拜登当然可以因川普取笑他“瞌睡乔”而起诉川普,但这在美国法律体系中几乎没有任何胜算可能,无异于自杀式诉讼,尽管川普很缺德和令人作呕。因为“瞌睡乔”既非事实陈述,也不具可证伪性,属于受美国宪法第一修正案高度保护的政治讽刺,法庭通常会直接拒绝受理。作为最核心的公共人物,拜登必须证明川普存在“实际恶意”,而在政治绰号与竞选修辞中,这一门槛在法律上几乎不可跨越。换言之,这样的起诉,即便法庭被迫受理,也注定会被陪审团判败诉。

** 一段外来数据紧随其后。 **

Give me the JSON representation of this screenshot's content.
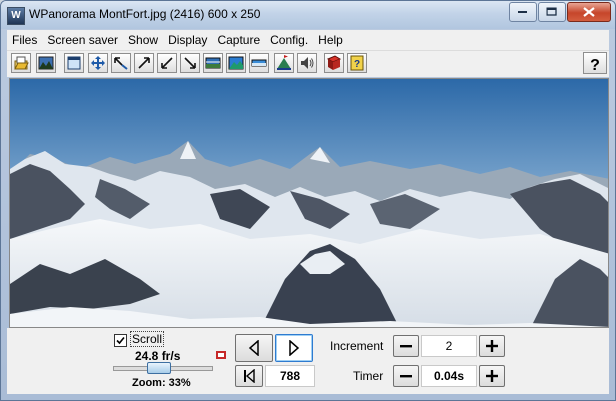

若当事人为普通人、非政治人物,因生理缺陷或疾病而遭受耻笑、羞辱或持续攻击,在美国法律中完全可能构成可诉侵权。此类案件不再适用对政治言论的高度宽容标准,原告既可通过诽谤主张,也可通过故意造成情感伤害、骚扰或歧视等路径寻求救济。第一修正案在此并非免死金牌,言论自由的边界,止于对他人人格尊严的系统性践踏。
1964年沙利文诉纽约时报案的大反转,可以作为正常国家名誉侵权案件的判决依据。从这个意义上讲,陈光诚诉王志安案获胜的可能性比较大。